Paschinjan bleibt Premierminister Armeniens vor geopolitischen Herausforderungen

Nikol Paschinjan für weitere fünf Jahre als armenischer Premierminister bestätigt

Berlin (ots) – Nikol Paschinjan bleibt für die nächsten fünf Jahre an der Spitze der armenischen Regierung. Die Wiederwahl des 51-Jährigen beendet eine Phase intensiver und kontroverser Wahlkämpfe, die die tiefen inneren Konflikte des Landes erneut offenbarten.

Ein geopolitisches Spannungsfeld

Zum Zeitpunkt der Wahl geriet Armenien erneut in den Fokus internationaler Machtspiele. Russland versuchte mit restriktiven Maßnahmen wie Einfuhrverboten und Gaslieferungsdrohungen, Jerewan in seiner Einflusszone zu halten – mit begrenztem Erfolg. Gleichzeitig mischten sich die Europäische Union und die USA aktiv in den Wahlkampf ein, indem sie öffentlich Partei für Paschinjan ergriffen.

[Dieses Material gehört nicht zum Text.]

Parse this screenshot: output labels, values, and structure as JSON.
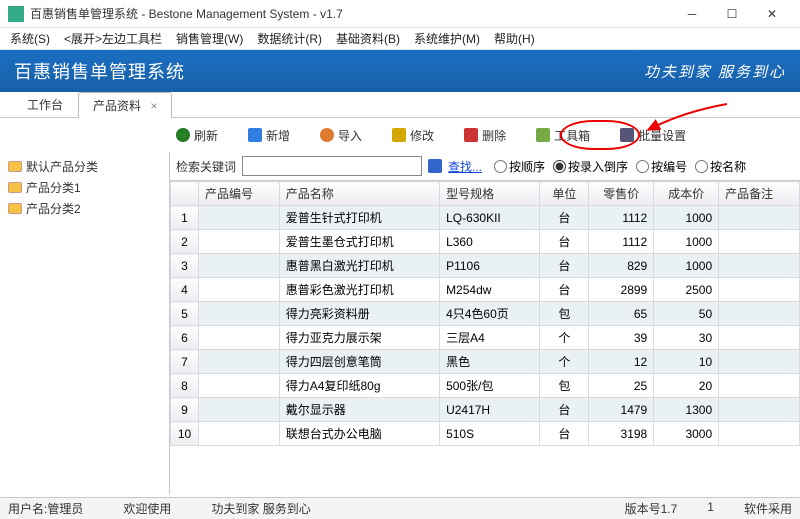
{
  "window": {
    "title": "百惠销售单管理系统 - Bestone Management System - v1.7"
  },
  "menu": {
    "items": [
      "系统(S)",
      "<展开>左边工具栏",
      "销售管理(W)",
      "数据统计(R)",
      "基础资料(B)",
      "系统维护(M)",
      "帮助(H)"
    ]
  },
  "banner": {
    "brand": "百惠销售单管理系统",
    "slogan": "功夫到家 服务到心"
  },
  "tabs": [
    {
      "label": "工作台",
      "active": false,
      "closable": false
    },
    {
      "label": "产品资料",
      "active": true,
      "closable": true
    }
  ],
  "toolbar": {
    "refresh": "刷新",
    "add": "新增",
    "import": "导入",
    "edit": "修改",
    "delete": "删除",
    "tools": "工具箱",
    "batch": "批量设置"
  },
  "tree": {
    "items": [
      "默认产品分类",
      "产品分类1",
      "产品分类2"
    ]
  },
  "search": {
    "label": "检索关键词",
    "value": "",
    "findBtn": "查找...",
    "radios": [
      {
        "label": "按顺序",
        "checked": false
      },
      {
        "label": "按录入倒序",
        "checked": true
      },
      {
        "label": "按编号",
        "checked": false
      },
      {
        "label": "按名称",
        "checked": false
      }
    ]
  },
  "table": {
    "headers": [
      "",
      "产品编号",
      "产品名称",
      "型号规格",
      "单位",
      "零售价",
      "成本价",
      "产品备注"
    ],
    "rows": [
      {
        "n": 1,
        "code": "",
        "name": "爱普生针式打印机",
        "spec": "LQ-630KII",
        "unit": "台",
        "price": 1112,
        "cost": 1000,
        "remark": ""
      },
      {
        "n": 2,
        "code": "",
        "name": "爱普生墨仓式打印机",
        "spec": "L360",
        "unit": "台",
        "price": 1112,
        "cost": 1000,
        "remark": ""
      },
      {
        "n": 3,
        "code": "",
        "name": "惠普黑白激光打印机",
        "spec": "P1106",
        "unit": "台",
        "price": 829,
        "cost": 1000,
        "remark": ""
      },
      {
        "n": 4,
        "code": "",
        "name": "惠普彩色激光打印机",
        "spec": "M254dw",
        "unit": "台",
        "price": 2899,
        "cost": 2500,
        "remark": ""
      },
      {
        "n": 5,
        "code": "",
        "name": "得力亮彩资料册",
        "spec": "4只4色60页",
        "unit": "包",
        "price": 65,
        "cost": 50,
        "remark": ""
      },
      {
        "n": 6,
        "code": "",
        "name": "得力亚克力展示架",
        "spec": "三层A4",
        "unit": "个",
        "price": 39,
        "cost": 30,
        "remark": ""
      },
      {
        "n": 7,
        "code": "",
        "name": "得力四层创意笔筒",
        "spec": "黑色",
        "unit": "个",
        "price": 12,
        "cost": 10,
        "remark": ""
      },
      {
        "n": 8,
        "code": "",
        "name": "得力A4复印纸80g",
        "spec": "500张/包",
        "unit": "包",
        "price": 25,
        "cost": 20,
        "remark": ""
      },
      {
        "n": 9,
        "code": "",
        "name": "戴尔显示器",
        "spec": "U2417H",
        "unit": "台",
        "price": 1479,
        "cost": 1300,
        "remark": ""
      },
      {
        "n": 10,
        "code": "",
        "name": "联想台式办公电脑",
        "spec": "510S",
        "unit": "台",
        "price": 3198,
        "cost": 3000,
        "remark": ""
      }
    ]
  },
  "status": {
    "user": "用户名:管理员",
    "welcome": "欢迎使用",
    "slogan": "功夫到家 服务到心",
    "version": "版本号1.7",
    "count": "1",
    "countLbl": "软件采用"
  }
}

Trotz gegenteiliger Beteuerungen von EU-Botschafter Vassilis Maragos wurde somit eine politische Einflussnahme deutlich.

Fragwürdige Wahlpraktiken

Ob die Unterstützung aus dem Westen für Paschinjan notwendig war oder vor allem dem politischen Eigeninteresse diente, bleibt unklar. Der deutliche Wahlsieg des als „proeuropäisch“ geltenden Premiers kann nicht darüber hinwegtäuschen, dass sein Wahlkampf von undemokratischen Methoden geprägt war. Dazu zählen Einschüchterungen, die Verpflichtung von Beamten zu Wahlkampfveranstaltungen, die Verfolgung und Inhaftierung politischer Gegner sowie die Einberufung von Wehrpflichtigen. Diese Praktiken erinnern eher an vergangene autoritäre Zeiten als an eine demokratische Entwicklung.

Herausforderungen für die Zukunft

Nach den turbulenten Wochen ist eine rasche Stabilisierung notwendig. Paschinjan steht vor der schwierigen Aufgabe, Armenien in einem komplexen regionalen und globalen Umfeld zu führen. Das Land ist weiterhin von Konflikten mit Aserbaidschan und der Türkei sowie von den Spannungen zwischen Ost und West betroffen. Hinzu kommen innenpolitische Probleme wie Armut, Korruption und eine schwache Wirtschaft.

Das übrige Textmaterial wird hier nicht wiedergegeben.